Here is a daily chart of the cash S&P 500 going back to the start of the bull market in March 2009. The wavy red line is the 200 day moving average while the wavy blue line is the 50 day moving average.

At its current reading of 1290 the cash S&P is about 280 points above its July 2010 low (last blue rectangle). I think this is important because the last two time the S&P advanced 280 points from a significant low during this bull market the market dropped 90-100 points back to and below its 50 day moving average (first two blue rectangles).

1290 is likely to be strong resistance for two other reasons. First, the midpoint between the May 2008 top at 1442 and the September 2008 low at 837 on the Lehman bankruptcy is at 1289.50 (red arrow). Secondly, the S&P is about 120 points above its November 2010 low. The advance from the July 2010 low halted after it had gone 120 points (purple dash rectangles).
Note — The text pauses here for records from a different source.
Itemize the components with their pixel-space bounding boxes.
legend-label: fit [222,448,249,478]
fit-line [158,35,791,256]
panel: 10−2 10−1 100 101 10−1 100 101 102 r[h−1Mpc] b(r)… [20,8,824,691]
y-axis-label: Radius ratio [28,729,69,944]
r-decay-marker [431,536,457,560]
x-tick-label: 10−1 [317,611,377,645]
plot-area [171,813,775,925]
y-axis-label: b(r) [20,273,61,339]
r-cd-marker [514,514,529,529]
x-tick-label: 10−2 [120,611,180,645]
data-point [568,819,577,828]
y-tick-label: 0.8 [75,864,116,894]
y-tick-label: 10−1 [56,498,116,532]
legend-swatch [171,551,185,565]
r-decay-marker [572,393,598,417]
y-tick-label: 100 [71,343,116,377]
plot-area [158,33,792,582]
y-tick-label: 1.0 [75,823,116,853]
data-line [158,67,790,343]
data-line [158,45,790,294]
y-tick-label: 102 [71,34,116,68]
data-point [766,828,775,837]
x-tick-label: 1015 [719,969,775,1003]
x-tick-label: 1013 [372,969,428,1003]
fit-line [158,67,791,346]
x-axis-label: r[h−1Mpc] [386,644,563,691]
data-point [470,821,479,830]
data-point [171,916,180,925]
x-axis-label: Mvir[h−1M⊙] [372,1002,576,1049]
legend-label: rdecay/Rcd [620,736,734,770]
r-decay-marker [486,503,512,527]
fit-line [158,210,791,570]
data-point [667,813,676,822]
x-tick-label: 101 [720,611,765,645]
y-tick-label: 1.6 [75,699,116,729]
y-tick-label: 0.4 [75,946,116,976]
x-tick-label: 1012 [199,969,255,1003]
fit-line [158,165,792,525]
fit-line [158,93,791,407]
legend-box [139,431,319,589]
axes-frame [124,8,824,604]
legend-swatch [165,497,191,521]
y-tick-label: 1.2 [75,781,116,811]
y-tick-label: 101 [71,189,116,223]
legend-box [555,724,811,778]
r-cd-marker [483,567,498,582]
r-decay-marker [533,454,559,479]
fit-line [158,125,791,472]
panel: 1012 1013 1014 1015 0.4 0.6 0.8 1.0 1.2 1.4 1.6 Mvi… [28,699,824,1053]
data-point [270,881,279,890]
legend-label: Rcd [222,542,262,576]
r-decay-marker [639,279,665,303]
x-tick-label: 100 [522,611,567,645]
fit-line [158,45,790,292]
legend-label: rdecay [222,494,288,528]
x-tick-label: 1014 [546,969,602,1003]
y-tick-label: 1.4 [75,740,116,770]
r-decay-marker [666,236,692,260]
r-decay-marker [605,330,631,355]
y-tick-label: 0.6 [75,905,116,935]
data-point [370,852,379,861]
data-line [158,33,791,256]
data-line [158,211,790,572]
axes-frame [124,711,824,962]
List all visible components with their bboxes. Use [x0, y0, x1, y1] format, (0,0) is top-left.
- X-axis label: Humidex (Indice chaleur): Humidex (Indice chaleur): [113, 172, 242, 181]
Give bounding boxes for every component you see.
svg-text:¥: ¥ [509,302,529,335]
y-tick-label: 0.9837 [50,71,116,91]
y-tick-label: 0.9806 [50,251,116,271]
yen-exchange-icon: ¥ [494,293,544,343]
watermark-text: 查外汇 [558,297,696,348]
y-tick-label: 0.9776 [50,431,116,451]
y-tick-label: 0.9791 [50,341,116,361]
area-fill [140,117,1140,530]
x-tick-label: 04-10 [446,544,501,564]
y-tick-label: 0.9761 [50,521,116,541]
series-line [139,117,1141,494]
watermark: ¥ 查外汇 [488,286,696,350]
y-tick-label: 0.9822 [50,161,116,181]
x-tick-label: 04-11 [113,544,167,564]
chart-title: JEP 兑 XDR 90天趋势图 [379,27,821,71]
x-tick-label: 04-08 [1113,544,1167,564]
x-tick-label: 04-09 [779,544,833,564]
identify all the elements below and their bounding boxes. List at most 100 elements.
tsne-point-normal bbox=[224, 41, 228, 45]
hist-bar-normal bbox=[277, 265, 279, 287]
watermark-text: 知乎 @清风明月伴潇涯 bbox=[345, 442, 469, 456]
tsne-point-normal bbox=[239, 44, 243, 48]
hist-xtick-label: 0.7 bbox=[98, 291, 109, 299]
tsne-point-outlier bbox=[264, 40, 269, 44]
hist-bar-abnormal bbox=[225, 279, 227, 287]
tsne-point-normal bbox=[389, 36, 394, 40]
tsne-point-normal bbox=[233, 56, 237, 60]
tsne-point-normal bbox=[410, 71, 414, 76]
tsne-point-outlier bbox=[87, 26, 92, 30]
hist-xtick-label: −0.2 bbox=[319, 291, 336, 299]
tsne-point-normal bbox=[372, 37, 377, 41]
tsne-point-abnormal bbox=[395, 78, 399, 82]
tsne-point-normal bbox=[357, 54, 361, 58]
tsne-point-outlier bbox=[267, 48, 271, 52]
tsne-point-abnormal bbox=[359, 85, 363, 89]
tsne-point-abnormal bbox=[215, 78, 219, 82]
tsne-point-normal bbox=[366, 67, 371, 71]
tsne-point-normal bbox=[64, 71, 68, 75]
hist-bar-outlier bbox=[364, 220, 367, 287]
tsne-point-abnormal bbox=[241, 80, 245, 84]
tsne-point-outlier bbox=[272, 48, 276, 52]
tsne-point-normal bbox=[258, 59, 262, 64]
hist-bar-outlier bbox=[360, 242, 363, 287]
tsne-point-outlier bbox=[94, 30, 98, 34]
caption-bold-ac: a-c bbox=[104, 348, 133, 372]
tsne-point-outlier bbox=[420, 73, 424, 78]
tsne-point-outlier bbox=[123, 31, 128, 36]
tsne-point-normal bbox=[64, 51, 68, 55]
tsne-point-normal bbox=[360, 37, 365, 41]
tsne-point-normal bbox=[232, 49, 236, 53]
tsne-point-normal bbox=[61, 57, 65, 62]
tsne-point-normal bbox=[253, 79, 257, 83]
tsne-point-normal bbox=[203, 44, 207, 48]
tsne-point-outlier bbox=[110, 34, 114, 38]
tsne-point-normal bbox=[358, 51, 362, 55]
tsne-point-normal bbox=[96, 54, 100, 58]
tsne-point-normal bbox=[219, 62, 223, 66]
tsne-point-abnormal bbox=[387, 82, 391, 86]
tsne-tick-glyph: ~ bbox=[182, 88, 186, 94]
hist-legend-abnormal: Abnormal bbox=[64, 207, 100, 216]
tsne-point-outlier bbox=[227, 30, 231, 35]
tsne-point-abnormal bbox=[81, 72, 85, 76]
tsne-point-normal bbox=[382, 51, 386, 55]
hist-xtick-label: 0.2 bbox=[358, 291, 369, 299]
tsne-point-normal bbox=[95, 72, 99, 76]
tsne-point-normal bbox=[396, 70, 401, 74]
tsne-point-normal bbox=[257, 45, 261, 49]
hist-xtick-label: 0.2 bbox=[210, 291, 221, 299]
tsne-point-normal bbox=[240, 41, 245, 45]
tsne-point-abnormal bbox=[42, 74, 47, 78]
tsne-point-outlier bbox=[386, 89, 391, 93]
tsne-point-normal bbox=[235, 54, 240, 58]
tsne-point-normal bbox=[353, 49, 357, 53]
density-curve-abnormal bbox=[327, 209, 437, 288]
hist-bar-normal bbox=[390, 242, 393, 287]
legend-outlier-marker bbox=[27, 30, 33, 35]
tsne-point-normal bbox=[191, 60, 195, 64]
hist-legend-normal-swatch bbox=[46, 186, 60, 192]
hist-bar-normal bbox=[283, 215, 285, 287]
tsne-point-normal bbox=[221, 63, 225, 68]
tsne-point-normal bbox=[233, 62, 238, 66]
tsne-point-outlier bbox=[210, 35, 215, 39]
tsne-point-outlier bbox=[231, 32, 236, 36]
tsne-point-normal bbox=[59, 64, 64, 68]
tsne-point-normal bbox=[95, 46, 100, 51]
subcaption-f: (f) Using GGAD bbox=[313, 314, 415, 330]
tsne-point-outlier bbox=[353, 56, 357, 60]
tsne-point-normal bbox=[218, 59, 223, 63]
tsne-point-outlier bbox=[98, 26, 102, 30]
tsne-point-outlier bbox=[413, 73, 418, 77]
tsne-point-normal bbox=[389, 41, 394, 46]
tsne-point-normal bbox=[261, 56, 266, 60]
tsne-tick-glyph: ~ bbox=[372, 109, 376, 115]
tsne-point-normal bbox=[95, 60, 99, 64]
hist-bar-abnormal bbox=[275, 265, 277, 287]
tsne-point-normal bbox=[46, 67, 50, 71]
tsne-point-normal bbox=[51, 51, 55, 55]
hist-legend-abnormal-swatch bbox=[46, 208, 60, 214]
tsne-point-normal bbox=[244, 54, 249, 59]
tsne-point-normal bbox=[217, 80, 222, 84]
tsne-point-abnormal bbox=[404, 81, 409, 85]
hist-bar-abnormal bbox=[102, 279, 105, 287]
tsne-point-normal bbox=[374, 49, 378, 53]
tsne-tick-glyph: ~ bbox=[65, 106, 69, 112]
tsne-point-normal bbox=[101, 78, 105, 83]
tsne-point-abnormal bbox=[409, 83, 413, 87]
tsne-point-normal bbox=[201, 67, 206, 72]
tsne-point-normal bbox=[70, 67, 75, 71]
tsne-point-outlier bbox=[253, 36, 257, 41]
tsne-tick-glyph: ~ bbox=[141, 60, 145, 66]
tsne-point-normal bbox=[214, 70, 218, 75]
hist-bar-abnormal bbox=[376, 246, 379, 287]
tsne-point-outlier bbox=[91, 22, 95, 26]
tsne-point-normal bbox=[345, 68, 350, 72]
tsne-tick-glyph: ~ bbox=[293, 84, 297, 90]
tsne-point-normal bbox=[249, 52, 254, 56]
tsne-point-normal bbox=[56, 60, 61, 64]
The reasonable inference is that a drop back to or even below the 50 day moving average (green arrows) will begin soon.

Even so, this remains a bull market. Any such drop would be a valuable buying opportunity and would probably be followed by another upswing into the 1350-1400 range.


Bill said...

Carl, here's a good article from CNBC.

"Complacency, Fleeing Insiders Point to Earnings Season Drop"


“The S&P 500 is in line to be up for seven straight weeks,” said Art Cashin, director of NYSE floor operations for UBS Financial Services, in his widely read morning note. “That’s never happened before. Equally unique is the fact that the S&P has not fallen below its 10-day moving average for thirty straight trading days. That, too, has never happened before.”

freezinalberta said...

Carl, when the S&P drops, will the $US also drop. Or is there no correlation.